Aber es ist an sich schon unglaublich, wie man mit dem passenden Marketing eine Lifestyle Marke mit eher minder qualitativen Produkten so hochpushen kann, dass sie später für Milliarden aufgekauft wird.


----------



## Verminaard (9. Mai 2014)

*AW: Apple: Übernahme Beats by Dr. Dre*



Oberst Klink schrieb:


> Das sind jetzt nur einige Beispiele dafür die belegen, dass Apple-Bashing wohl sehr populär ist. Viel Substanz steckt hinter diesen Aussagen ja nicht, höchstens dumpfe Vorurteile und die immer gleichen Plattitüden. Argumentiert einfach mal sachlich oder haltet doch einfach die Klappe!


 
Es ist genausp populaer wie EA-Bashing, AMD-Bashing, Intel-Bashing, nVidia-Bashing, etc etc etc.

Laesst sich leider beliebig erweitern.

Wobei einige Threads ohne dieses Phaenomen wahrscheinlich nicht ganz so lesenswert waeren.
Andererseits nervts auch mit der Zeit 

Apple wird sich schon irgendwas dabei gedacht haben dieses Gesamtpaket fuer so viel Geld zu uebernehmen.
Das sie gelernt haben Geld zu machen ist nicht von der Hand zu weisen.
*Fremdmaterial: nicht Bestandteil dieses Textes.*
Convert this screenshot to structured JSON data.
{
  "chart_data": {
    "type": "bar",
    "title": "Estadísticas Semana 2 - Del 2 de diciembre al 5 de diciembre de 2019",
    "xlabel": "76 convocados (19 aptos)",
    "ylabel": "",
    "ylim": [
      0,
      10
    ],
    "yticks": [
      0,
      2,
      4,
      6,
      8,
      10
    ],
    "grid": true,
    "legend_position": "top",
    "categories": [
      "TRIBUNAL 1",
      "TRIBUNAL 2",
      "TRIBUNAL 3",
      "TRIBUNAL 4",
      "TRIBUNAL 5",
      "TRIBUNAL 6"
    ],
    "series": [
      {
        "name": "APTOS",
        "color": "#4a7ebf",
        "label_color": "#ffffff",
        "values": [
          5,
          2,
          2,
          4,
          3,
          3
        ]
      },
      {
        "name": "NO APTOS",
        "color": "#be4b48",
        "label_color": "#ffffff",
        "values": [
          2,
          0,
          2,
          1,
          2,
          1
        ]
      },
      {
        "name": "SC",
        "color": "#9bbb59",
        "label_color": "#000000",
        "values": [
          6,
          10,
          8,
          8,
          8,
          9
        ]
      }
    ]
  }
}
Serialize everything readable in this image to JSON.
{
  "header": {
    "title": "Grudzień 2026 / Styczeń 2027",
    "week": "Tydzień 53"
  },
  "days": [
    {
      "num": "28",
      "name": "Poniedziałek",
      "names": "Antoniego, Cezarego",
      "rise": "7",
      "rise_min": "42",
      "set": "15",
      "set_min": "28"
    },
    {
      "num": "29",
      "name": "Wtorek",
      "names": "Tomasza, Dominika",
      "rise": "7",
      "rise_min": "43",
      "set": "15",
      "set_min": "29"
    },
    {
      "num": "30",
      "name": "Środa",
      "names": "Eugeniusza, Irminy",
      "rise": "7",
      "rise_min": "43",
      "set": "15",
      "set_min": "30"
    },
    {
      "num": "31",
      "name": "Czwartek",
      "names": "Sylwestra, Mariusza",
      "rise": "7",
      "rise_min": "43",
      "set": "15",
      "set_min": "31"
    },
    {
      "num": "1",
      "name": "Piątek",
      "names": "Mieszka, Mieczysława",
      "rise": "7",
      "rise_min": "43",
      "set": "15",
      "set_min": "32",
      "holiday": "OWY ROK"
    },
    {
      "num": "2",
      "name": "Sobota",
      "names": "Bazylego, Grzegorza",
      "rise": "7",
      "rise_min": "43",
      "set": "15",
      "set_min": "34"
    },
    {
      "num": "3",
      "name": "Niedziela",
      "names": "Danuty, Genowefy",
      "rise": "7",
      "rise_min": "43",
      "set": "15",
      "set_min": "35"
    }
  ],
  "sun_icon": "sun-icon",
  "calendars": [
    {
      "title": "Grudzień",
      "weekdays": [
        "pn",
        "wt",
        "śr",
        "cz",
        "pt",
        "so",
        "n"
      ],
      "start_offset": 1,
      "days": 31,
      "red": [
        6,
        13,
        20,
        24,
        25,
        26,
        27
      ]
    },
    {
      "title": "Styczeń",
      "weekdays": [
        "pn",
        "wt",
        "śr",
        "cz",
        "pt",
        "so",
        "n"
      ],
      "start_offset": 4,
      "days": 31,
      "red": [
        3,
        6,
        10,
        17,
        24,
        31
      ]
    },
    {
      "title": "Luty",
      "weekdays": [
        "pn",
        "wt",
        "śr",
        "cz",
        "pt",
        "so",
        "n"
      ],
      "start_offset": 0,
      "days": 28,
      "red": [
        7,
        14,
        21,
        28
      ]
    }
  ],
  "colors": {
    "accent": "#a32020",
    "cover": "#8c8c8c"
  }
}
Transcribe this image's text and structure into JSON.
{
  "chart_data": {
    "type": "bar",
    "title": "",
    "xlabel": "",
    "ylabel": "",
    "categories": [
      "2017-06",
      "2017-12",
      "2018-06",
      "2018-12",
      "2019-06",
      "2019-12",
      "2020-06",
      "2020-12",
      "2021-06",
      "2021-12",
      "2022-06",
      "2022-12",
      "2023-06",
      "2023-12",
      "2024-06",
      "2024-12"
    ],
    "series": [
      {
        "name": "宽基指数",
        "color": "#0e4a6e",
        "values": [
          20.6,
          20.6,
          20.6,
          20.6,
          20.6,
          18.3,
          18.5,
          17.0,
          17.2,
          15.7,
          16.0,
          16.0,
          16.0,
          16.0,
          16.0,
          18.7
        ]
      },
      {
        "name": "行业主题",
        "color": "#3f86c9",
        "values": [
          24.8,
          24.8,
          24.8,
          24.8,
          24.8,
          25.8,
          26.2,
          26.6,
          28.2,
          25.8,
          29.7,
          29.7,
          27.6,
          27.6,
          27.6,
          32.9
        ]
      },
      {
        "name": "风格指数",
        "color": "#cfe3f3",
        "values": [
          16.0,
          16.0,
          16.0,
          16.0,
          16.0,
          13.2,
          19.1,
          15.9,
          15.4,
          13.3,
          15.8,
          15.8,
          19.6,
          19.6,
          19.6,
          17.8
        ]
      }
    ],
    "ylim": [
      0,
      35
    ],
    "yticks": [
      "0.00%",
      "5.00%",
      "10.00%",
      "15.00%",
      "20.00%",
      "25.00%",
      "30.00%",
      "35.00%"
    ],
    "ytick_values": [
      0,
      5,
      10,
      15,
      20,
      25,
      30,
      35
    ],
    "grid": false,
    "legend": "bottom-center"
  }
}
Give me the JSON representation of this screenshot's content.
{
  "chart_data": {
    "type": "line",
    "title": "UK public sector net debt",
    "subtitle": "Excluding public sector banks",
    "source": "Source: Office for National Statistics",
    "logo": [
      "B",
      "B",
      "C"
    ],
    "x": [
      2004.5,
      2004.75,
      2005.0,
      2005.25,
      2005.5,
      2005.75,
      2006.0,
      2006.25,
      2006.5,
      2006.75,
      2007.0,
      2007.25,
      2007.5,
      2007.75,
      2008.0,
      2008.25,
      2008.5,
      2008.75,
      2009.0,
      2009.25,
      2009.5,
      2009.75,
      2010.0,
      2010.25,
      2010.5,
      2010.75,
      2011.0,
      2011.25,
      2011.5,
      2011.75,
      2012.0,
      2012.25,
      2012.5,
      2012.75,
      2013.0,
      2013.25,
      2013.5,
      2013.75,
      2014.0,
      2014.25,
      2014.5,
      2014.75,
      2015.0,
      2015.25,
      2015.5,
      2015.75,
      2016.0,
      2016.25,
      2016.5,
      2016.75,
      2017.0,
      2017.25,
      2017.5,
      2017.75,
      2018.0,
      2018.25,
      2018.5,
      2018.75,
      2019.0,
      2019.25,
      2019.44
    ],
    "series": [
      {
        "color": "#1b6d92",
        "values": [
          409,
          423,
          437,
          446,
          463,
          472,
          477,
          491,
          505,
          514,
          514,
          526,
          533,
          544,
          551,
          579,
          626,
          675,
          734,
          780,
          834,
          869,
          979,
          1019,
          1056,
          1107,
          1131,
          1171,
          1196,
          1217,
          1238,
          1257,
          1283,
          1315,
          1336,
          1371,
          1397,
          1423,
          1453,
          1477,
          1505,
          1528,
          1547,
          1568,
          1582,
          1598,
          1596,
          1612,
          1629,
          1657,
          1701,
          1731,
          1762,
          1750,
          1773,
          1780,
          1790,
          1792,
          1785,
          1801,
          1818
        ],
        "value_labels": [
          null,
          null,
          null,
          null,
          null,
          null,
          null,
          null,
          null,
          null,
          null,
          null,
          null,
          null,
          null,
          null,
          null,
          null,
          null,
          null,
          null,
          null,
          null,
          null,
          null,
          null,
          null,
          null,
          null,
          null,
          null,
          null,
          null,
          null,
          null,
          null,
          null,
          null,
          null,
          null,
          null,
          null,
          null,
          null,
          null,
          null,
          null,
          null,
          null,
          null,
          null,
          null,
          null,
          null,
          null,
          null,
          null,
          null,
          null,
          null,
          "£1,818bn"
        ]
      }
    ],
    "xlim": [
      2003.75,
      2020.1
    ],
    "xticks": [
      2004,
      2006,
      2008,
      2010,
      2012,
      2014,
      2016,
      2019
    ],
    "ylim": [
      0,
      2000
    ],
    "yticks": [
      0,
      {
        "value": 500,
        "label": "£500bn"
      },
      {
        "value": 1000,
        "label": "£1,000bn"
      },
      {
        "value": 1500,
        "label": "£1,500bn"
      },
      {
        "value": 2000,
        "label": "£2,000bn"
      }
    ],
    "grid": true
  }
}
Man mag zu Appleprodukten stehen wie man mag. Wirtschaftlich ist der Konzern dort wo sich denke ich viele andere Hersteller/Unternehmer gerne sehen wuerden.
Mal schauen, vielleicht gibts die Beats so wie wir sie kennen bald nicht mehr.
Vielleicht entwickeln sie sich zu ueberteuerten guten Kopfhoerern, statt zu ueberteuerten schlechten Kopfhoerern


----------



## riedochs (9. Mai 2014)

*AW: Apple: Übernahme Beats by Dr. Dre*

Apple ist wohl mehr am Streaming Dienst interessiert. Die Kopfhörer sind nur eine nette Zugabe.


----------



## Oberst Klink (9. Mai 2014)

*AW: Apple: Übernahme Beats by Dr. Dre*



Verminaard schrieb:


> Es ist genausp populaer wie EA-Bashing, AMD-Bashing, Intel-Bashing, nVidia-Bashing, etc etc etc.
> 
> Laesst sich leider beliebig erweitern.



Wobei gegen Intel, AMD, nVidia wenigstens noch mit Argumenten gebasht wird. Wenn es um Apple geht, kommt immer: überteuert, scheiß Hardware. Die meisten setzen sich nicht mal ein bisschen damit auseinander, sondern schwimmen einfach auf der Bashing-Welle mit. 




Verminaard schrieb:


> Apple wird sich schon irgendwas dabei gedacht haben dieses Gesamtpaket fuer so viel Geld zu uebernehmen.
> Das sie gelernt haben Geld zu machen ist nicht von der Hand zu weisen. Man mag zu Appleprodukten stehen wie man mag. Wirtschaftlich ist der Konzern dort wo sich denke ich viele andere Hersteller/Unternehmer gerne sehen wuerden.
> Mal schauen, vielleicht gibts die Beats so wie wir sie kennen bald nicht mehr.
> Vielleicht entwickeln sie sich zu ueberteuerten guten Kopfhoerern, statt zu ueberteuerten schlechten Kopfhoerern



Ohne den Streaming-Dienst wäre dieser Deal wohl nie zu stande gekommen. Was mit den Kopfhörern passiert, bleibt abzuwarten. Am einfachsten wäre es wohl, wenn die Produktion weiter ginge wie bisher. Apple wird vermutlich ungern in die Marke investieren, zumal sie sich so schon gut verkaufen lässt. Es wäre also wie gehabt, nur dass eben Apple der neue Eigentümer ist.


----------



## marvinj (10. Mai 2014)

*AW: Apple: Übernahme Beats by Dr. Dre*



Oberst Klink schrieb:


> Das sind jetzt nur einige Beispiele dafür die belegen, dass Apple-Bashing wohl sehr populär ist. Viel Substanz steckt hinter diesen Aussagen ja nicht, höchstens dumpfe Vorurteile und die immer gleichen Plattitüden. Argumentiert einfach mal sachlich oder haltet doch einfach die Klappe!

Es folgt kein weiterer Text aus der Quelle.